Hi Joe! Welcome back to our weekly show, Culture Rendezvous. First of all, what is Easter and when is it celebrated?
Well, Easter is a Christian holiday and it celebrates the resurrection of Jesus Christ, his rising from the dead, basically coming back to life. It’s celebrated on the first Sunday following the first full Moon that occurs on or just after the spring equinox, which is the start of spring. This year, 2021, the spring equinox happened on Saturday, March 20 and the first full Moon occurred Sunday, March 28, so this year’s Easter is on April 4.
How do Americans celebrate Easter?
The way Americans celebrate Easter is very similar to most of Europe. Many churches hold special services on Easter Sunday. We have the Easter Bunny who gives candy and colored eggs to children and there’s the Easter egg hunt, which is the most popular event for children, it certainly was for me.
When I was a child, I received a lot of candy and eggs from the “Easter Bunny,” which of course was just my parents secretly hiding the eggs throughout my house or the yard.
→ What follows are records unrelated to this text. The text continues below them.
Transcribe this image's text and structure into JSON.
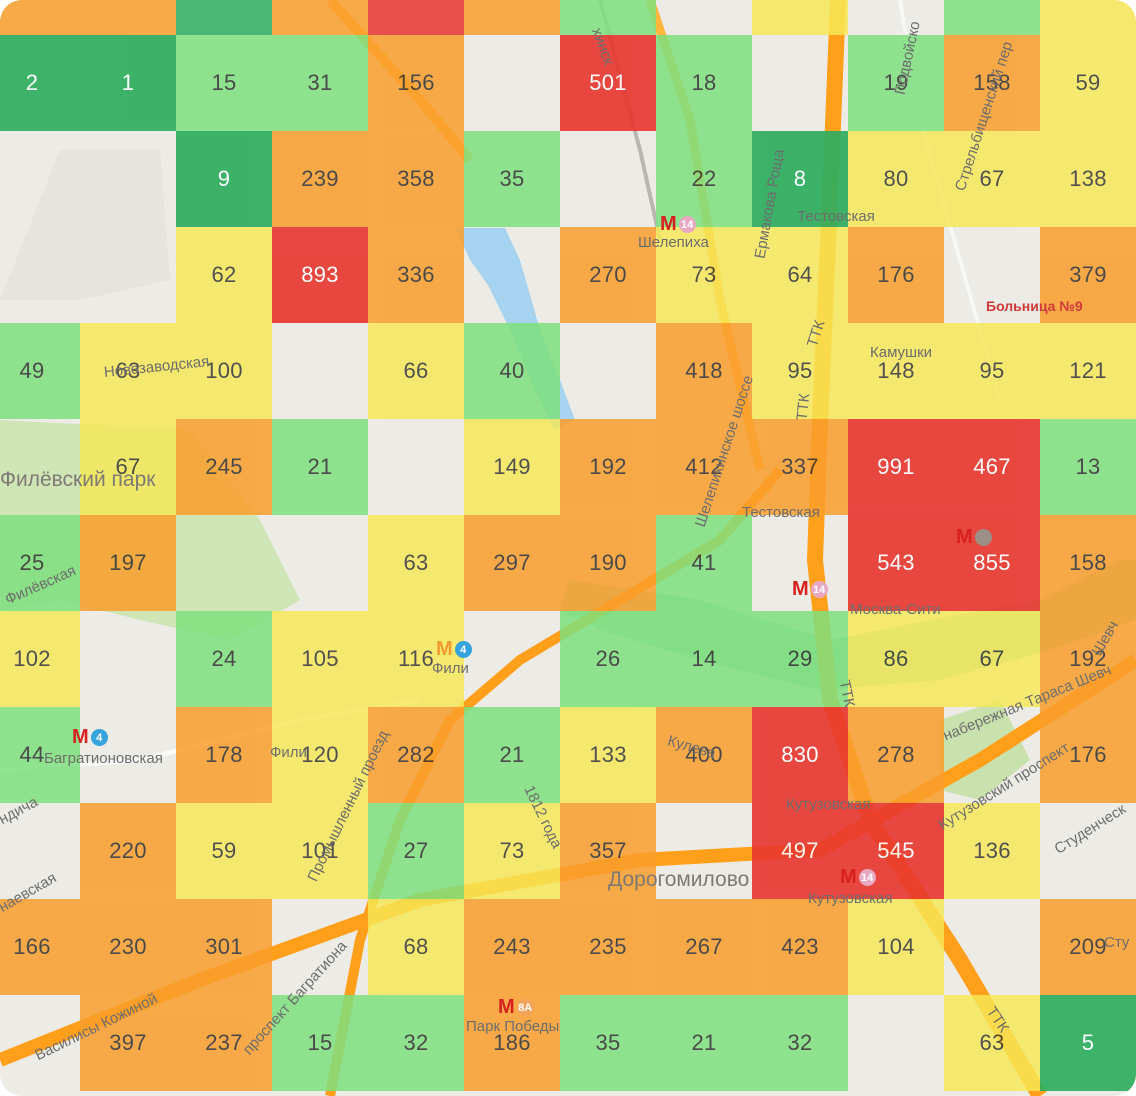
{
  "colors": {
    "level_1": "#2eae5f",
    "level_2": "#7ee07e",
    "level_3": "#f7e856",
    "level_4": "#fa9e2c",
    "level_5": "#e8362f",
    "background": "#ecebe6",
    "water": "#a6d3ef",
    "park": "#cfe5b5",
    "road": "#ff9f1a"
  },
  "heatmap": {
    "rows": [
      [
        "2",
        "1",
        "15",
        "31",
        "156",
        "",
        "501",
        "18",
        "",
        "19",
        "158",
        "59"
      ],
      [
        "",
        "",
        "9",
        "239",
        "358",
        "35",
        "",
        "22",
        "8",
        "80",
        "67",
        "138"
      ],
      [
        "",
        "",
        "62",
        "893",
        "336",
        "",
        "270",
        "73",
        "64",
        "176",
        "",
        "379"
      ],
      [
        "49",
        "63",
        "100",
        "",
        "66",
        "40",
        "",
        "418",
        "95",
        "148",
        "95",
        "121"
      ],
      [
        "",
        "67",
        "245",
        "21",
        "",
        "149",
        "192",
        "412",
        "337",
        "991",
        "467",
        "13"
      ],
      [
        "25",
        "197",
        "",
        "",
        "63",
        "297",
        "190",
        "41",
        "",
        "543",
        "855",
        "158"
      ],
      [
        "102",
        "",
        "24",
        "105",
        "116",
        "",
        "26",
        "14",
        "29",
        "86",
        "67",
        "192"
      ],
      [
        "44",
        "",
        "178",
        "120",
        "282",
        "21",
        "133",
        "400",
        "830",
        "278",
        "",
        "176"
      ],
      [
        "",
        "220",
        "59",
        "101",
        "27",
        "73",
        "357",
        "",
        "497",
        "545",
        "136",
        ""
      ],
      [
        "166",
        "230",
        "301",
        "",
        "68",
        "243",
        "235",
        "267",
        "423",
        "104",
        "",
        "209"
      ],
      [
        "",
        "397",
        "237",
        "15",
        "32",
        "186",
        "35",
        "21",
        "32",
        "",
        "63",
        "5"
      ]
    ]
  },
  "map_labels": {
    "shelepikha": "Шелепиха",
    "testovskaya": "Тестовская",
    "testovskaya_d4": "Тестовская",
    "hospital": "Больница №9",
    "kamushki": "Камушки",
    "novozavodskaya": "Новозаводская",
    "filevsky_park": "Филёвский парк",
    "filevskaya": "Филёвская",
    "moscow_city": "Москва-Сити",
    "fili": "Фили",
    "fili_d1": "Фили",
    "bagrationovskaya": "Багратионовская",
    "kutuzovskaya": "Кутузовская",
    "kutuzovskaya_metro": "Кутузовская",
    "kuleva": "Кулева",
    "dorogomilovo": "Дорогомилово",
    "park_pobedy": "Парк Победы",
    "naberezhnaya": "набережная Тараса Шевч",
    "kutuzovsky_prospekt": "Кутузовский проспект",
    "studencheskaya": "Студенческ",
    "prospekt_bagrationa": "проспект Багратиона",
    "vasilisy_kozhinoy": "Василисы Кожиной",
    "promyshlenny": "Промышленный проезд",
    "goda_1812": "1812 года",
    "shelepikhinskoe": "Шелепихинское шоссе",
    "ermakova_roshcha": "Ермакова Роща",
    "ttk": "ТТК",
    "ttk2": "ТТК",
    "ttk3": "ТТК",
    "ttk4": "ТТК",
    "podvoyskogo": "Подвойско",
    "strelbishchensky": "Стрельбищенский пер",
    "naevskaya": "наевская",
    "ndicha": "ндича",
    "sty": "Сту",
    "shevcha": "Шевч",
    "shelepikhinskoe_top": "хинск"
  },
  "metro_stations": [
    {
      "key": "shelepikha",
      "line": "14",
      "line_color": "#e9a8c2"
    },
    {
      "key": "testovskaya",
      "line": "",
      "line_color": ""
    },
    {
      "key": "moscow_city",
      "line": "14",
      "line_color": "#e9a8c2"
    },
    {
      "key": "fili",
      "line": "4",
      "line_color": "#35a3dc"
    },
    {
      "key": "bagrationovskaya",
      "line": "4",
      "line_color": "#35a3dc"
    },
    {
      "key": "kutuzovskaya",
      "line": "14",
      "line_color": "#e9a8c2"
    },
    {
      "key": "park_pobedy",
      "line": "8А",
      "line_color": "#f3a35a"
    },
    {
      "key": "delovoy",
      "line": "",
      "line_color": ""
    }
  ]
}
It was always a fun competition between me and my siblings to find the most eggs, and the candy was inside plastic eggs.
Please tell me more about the Easter Bunny?
Well, the exact origins of this mythical rabbit are unclear, but rabbits are known to be prolific procreators, they make a lot of babies, so this is probably why they’re an ancient symbol of fertility and new life. The idea of the Easter Bunny giving candies and eggs is said to have originated in Germany during the Middle Ages.
According to some sources, the Easter bunny first arrived in America in the 1700s with German immigrants. Interestingly, these children often left carrots out for the bunny in case he got hungry from all his hopping around, similar to (leaving) cookies/milk for Santa Claus on Christmas Eve.
What is the history of eggs with Easter?
Well, Eggs were often associated with pagan festivals and celebrations of spring. A pagan is a person with religious beliefs other than those of the main world religions, in particular Christianity in the case of Europe during that time. For pagans, eggs were an ancient symbol of rebirth & new life, like the new life of spring after winter. For Christians, Easter eggs are said to represent Jesus’ resurrection.
There are 2 popular games involving eggs:
Easter Egg Rolling: Have a starting line and a finishing line. Contestants must roll their eggs from one line to the next using a spoon or similar object to push the eggs. If a player touches their egg with their hand or breaks their egg, they are out of the race. The first person to get their egg across the finish line wins. To make it more challenging, sometimes they have to roll the eggs down a hill. There is an annual White House Easter Egg Roll contest in Washington D.C. where the President lives and works. The first one was actually was held in 1878.
Spoon Race: Have a starting line and a finishing line. Every person gets an egg and a large spoon. You put the egg on your spoon and you race, the first person to cross the finish line wins. But, if your egg falls off your spoon, you have to go back and start again.
You said earlier that the Easter Bunny gives a lot of candies, it seems to me that Americans eat a lot of candy and chocolate during Easter, don’t they?
Yes. Actually, Easter is the second best-selling candy holiday in America after Halloween.
Most popular candies: number 1 is Reese's Peanut Butter Chocolate Eggs
Jelly beans: According to the National Confectioners Association, there are (over) 16 billion jelly beans are made in the US each year just for Easter.
Chocolate eggs: date back to early 19th century (in Europe).
Peeps: marshmallow-flavored, usually in the shape of chicks, (baby chickens) but for Easter, they’re bunnies.
Do Americans have a traditional dish on Easter?
The traditional food is Easter Ham, which is cooked in the oven, most often with a honey-mustard marinade. Potatoes and vegetables are very popular side dishes. Lamb is a very popular dish at Easter too. If Jesus did eat meat at the Last Supper, it would have been lamb. Jewish Passover traditions call for lamb, and so do most European traditions. But, in northern Europe, pigs were always important. The meat was salted and smoked to be ready to eat in the spring before fresh meats were available. This is especially true in North America where lamb was never an important meat.
How would you summarize Easter?
I’d say that Easter is for Christians and non-religious people. For some people it’s more of a serious/religious day, but for many it’s just about having fun with candy, games and the Easter Bunny.
Thank you very much for talking to us today about Easter. Hope to have you here with us again on VOV24/7 Culture Rendezvous with more interesting stories.